Dans un jugement du 5 février 2014, le Tribunal administratif de Lille a condamné le centre hospitalier de Sambre-Avesnois à verser 15 500 euros à la famille de Fabien, décédé au centre pénitentiaire de Maubeuge à l'âge de 21 ans. Il s'était pendu, le 16 novembre 2006, dans sa cellule du quartier disciplinaire (QD).
Fabien a été incarcéré en décembre 2005 pour exécuter une peine de 18 mois dont 6 avec sursis et mise à l’épreuve. Le 14 novembre 2006, il était sanctionné à 15 jours de cellule disciplinaire dont 9 avec sursis pour des menaces à l’égard d’un surveillant, qu’il contestait avoir proférées. Deux jours plus tard, Fabien était retrouvé pendu aux grilles de sa cellule disciplinaire et décédait peu de temps après.
Dès le début de sa détention, Fabien était apparu comme un jeune homme fragile, souffrant de toxicomanie, d’insomnie et de dépression. Le tribunal relève que « l’état d’anxiété du détenu a été relevé dès son arrivée » et « l’existence d’un risque suicidaire dès le 28 décembre 2005 ». A noter que lors d’une précédente incarcération, Fabien avait déjà fait une tentative de suicide.

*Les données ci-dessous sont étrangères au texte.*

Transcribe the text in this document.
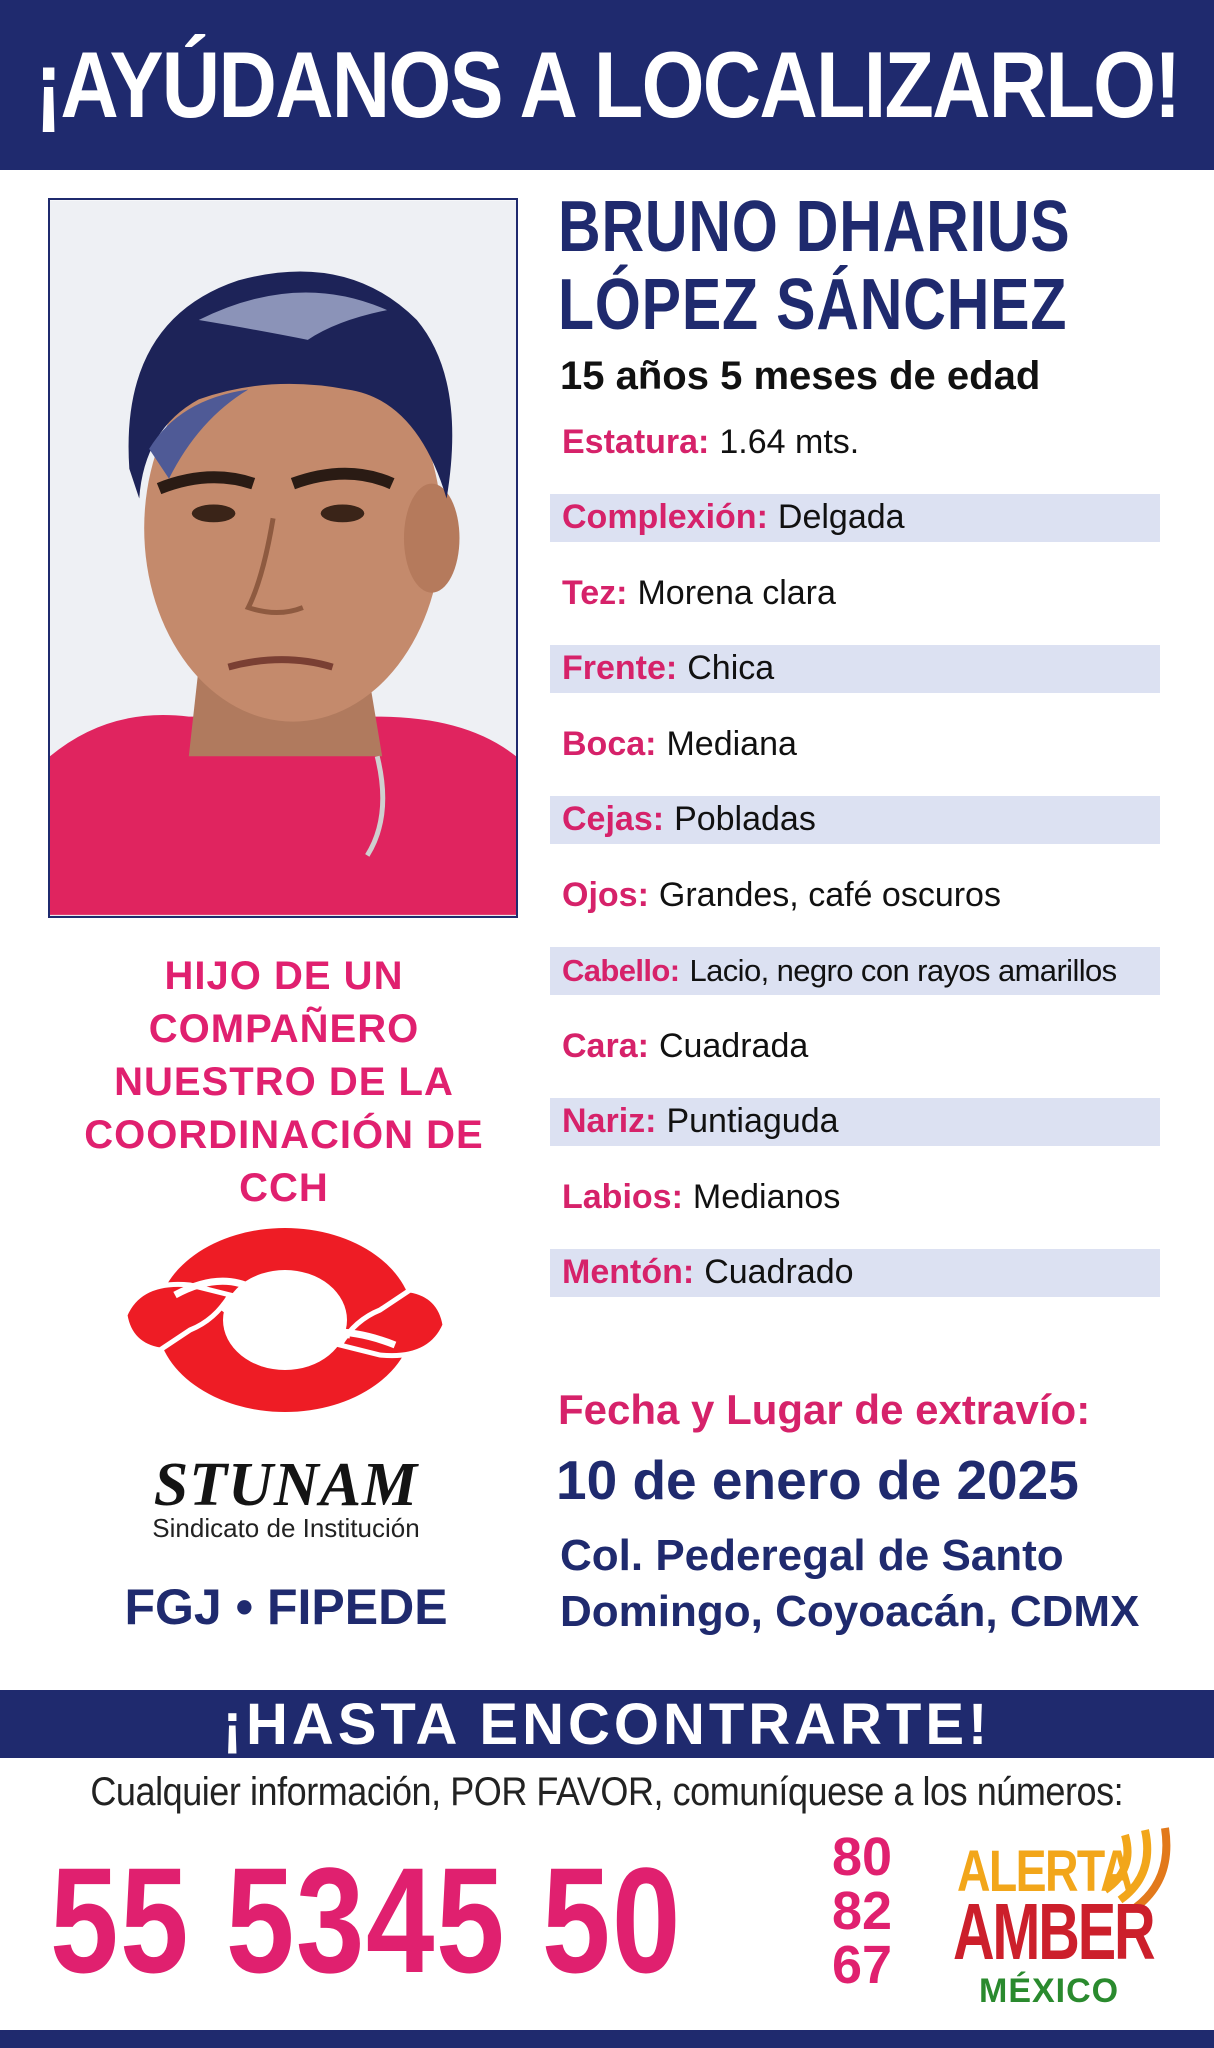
¡AYÚDANOS A LOCALIZARLO!
BRUNO DHARIUS
LÓPEZ SÁNCHEZ
15 años 5 meses de edad
Estatura: 1.64 mts.
Complexión: Delgada
Tez: Morena clara
Frente: Chica
Boca: Mediana
Cejas: Pobladas
Ojos: Grandes, café oscuros
Cabello: Lacio, negro con rayos amarillos
Cara: Cuadrada
Nariz: Puntiaguda
Labios: Medianos
Mentón: Cuadrado
HIJO DE UN
COMPAÑERO
NUESTRO DE LA
COORDINACIÓN DE
CCH
STUNAM
Sindicato de Institución
FGJ • FIPEDE
Fecha y Lugar de extravío:
10 de enero de 2025
Col. Pederegal de Santo
Domingo, Coyoacán, CDMX
¡HASTA ENCONTRARTE!
Cualquier información, POR FAVOR, comuníquese a los números:
55 5345 50	80
82
67
ALERTA
AMBER
MÉXICO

Un lourd traitement lui était prescrit, composé notamment de substitutifs aux opiacés et de benzodiazépine. En dépit de l’augmentation constante des doses qu’un médecin de l’unité médicale ira jusqu’à qualifier d’ « escalade thérapeutique », l’état de santé psychique de Fabien n’a jamais cessé de se dégrader. Un rapport d’expertise du 10 janvier 2011 déplore « l’absence de recherches toxicologiques sanguines », qui auraient pu permettre d’ajuster la posologie des traitements et de s’assurer que Fabien, qui se plaignait d’être racketté par d’autres détenus, prenait bien ses médicaments. « Une absence de démarche scientifique essentielle » selon l’expert, qui estime que l’ « application de ces recommandations aurait pu, en prenant en compte les différentes tentatives de suicide antérieures, améliorer l’état psychique de Fabien lors de sa période d’incarcération et aurait ainsi peut-être, évité l’acte final ».

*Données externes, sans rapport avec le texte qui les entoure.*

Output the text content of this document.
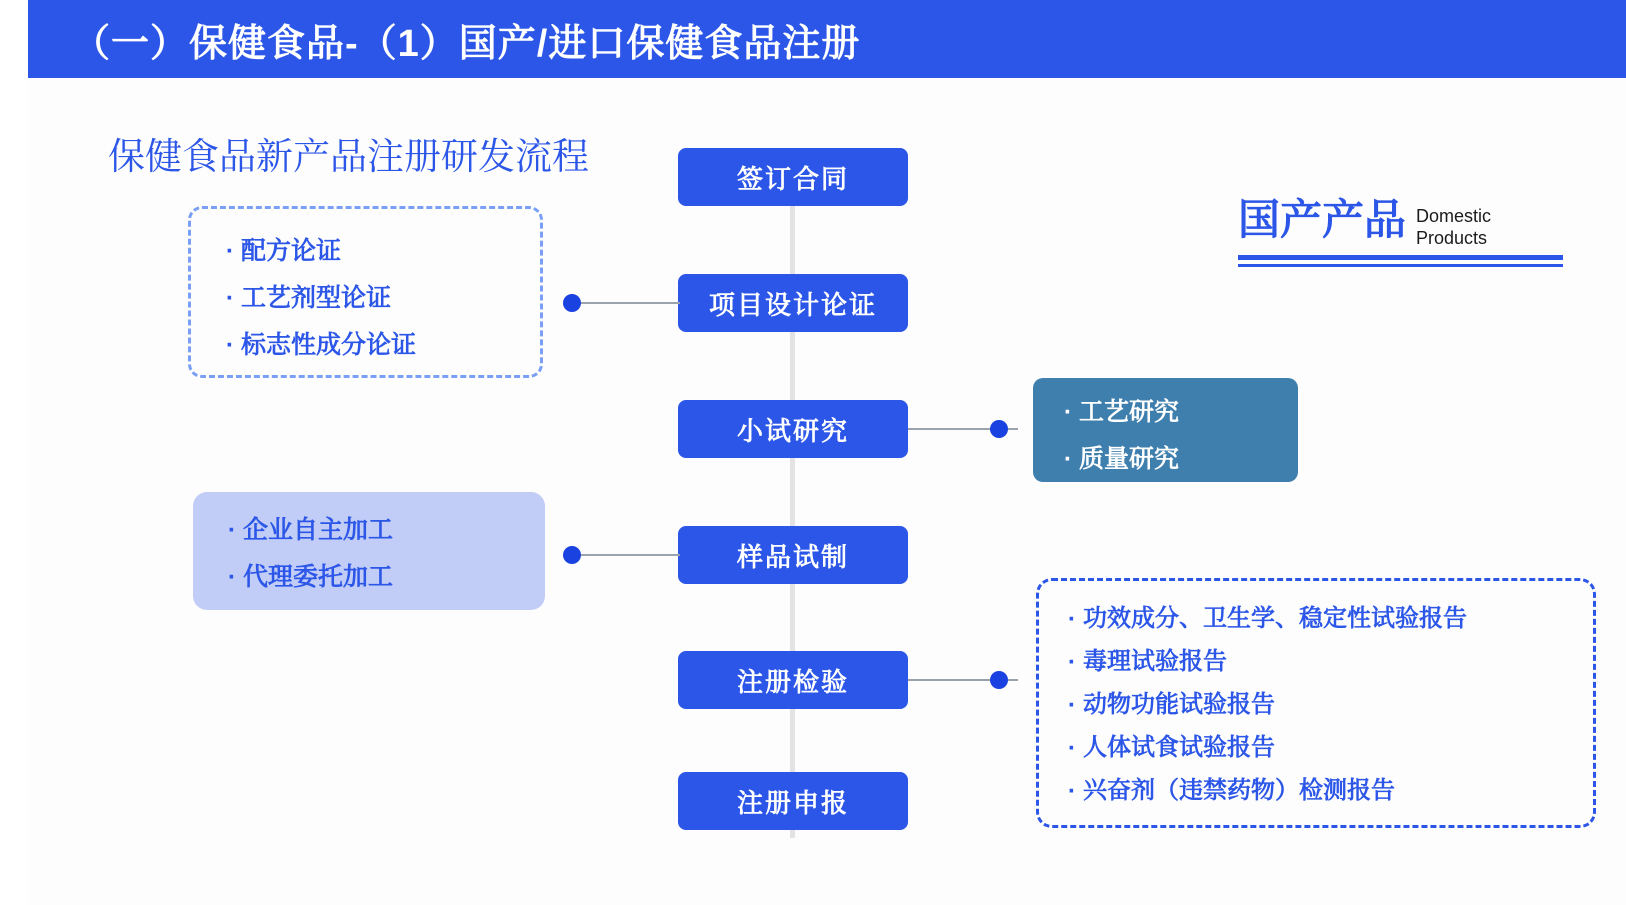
（一）保健食品-（1）国产/进口保健食品注册
保健食品新产品注册研发流程
签订合同
项目设计论证
小试研究
样品试制
注册检验
注册申报
· 配方论证
· 工艺剂型论证
· 标志性成分论证
· 工艺研究
· 质量研究
· 企业自主加工
· 代理委托加工
· 功效成分、卫生学、稳定性试验报告
· 毒理试验报告
· 动物功能试验报告
· 人体试食试验报告
· 兴奋剂（违禁药物）检测报告
国产产品 Domestic
Products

En outre, souligne le tribunal « lors de son placement en quartier disciplinaire le 14 novembre 2006, le médecin n’a pas considéré son état de santé comme incompatible avec cet encellulement ». Et ce, alors même qu’il était inscrit dans son dossier médical, un mois avant sa mort, que lors d’une précédente sanction il n’avait pas supporté le confinement en cellule ordinaire et avait exprimé des « idées suicidaires ».
Cet ensemble de circonstances a conduit le Tribunal administratif de Lille à considérer que « le manque de surveillance médicale de l’administration des traitements et de leur efficacité doit être regardé comme ayant contribué au passage à l’acte du détenu et constitue une faute de nature à engager la responsabilité du centre hospitalier de Sambre-Avesnois ».
Cette condamnation intervient trois mois après une précédente condamnation de l’Etat par le tribunal administratif de Lille le 29 octobre 2013, à propos du décès d’un homme de 28 ans survenu en 2008 au quartier disciplinaire. Le Tribunal administratif de Lille avait retenu cette fois la responsabilité de l’administration pénitentiaire pour « négligence fautive » et condamné l’État à verser 14 000 euros à la mère, au frère et à la sœur du jeune homme décédé.
Ces deux situations interrogent sur les placements au quartier disciplinaire de détenus ayant manifesté des tendances suicidaires, alors que le QD est connu pour son caractère suicidogène, avec un taux de suicides sept fois supérieur à celui de la détention ordinaire. En dépit des recommandations de la CNCDH (2004) visant à remplacer le placement au QD par le confinement en cellule, une telle alternative reste insuffisamment utilisée, notamment à l’égard des détenus les plus vulnérables.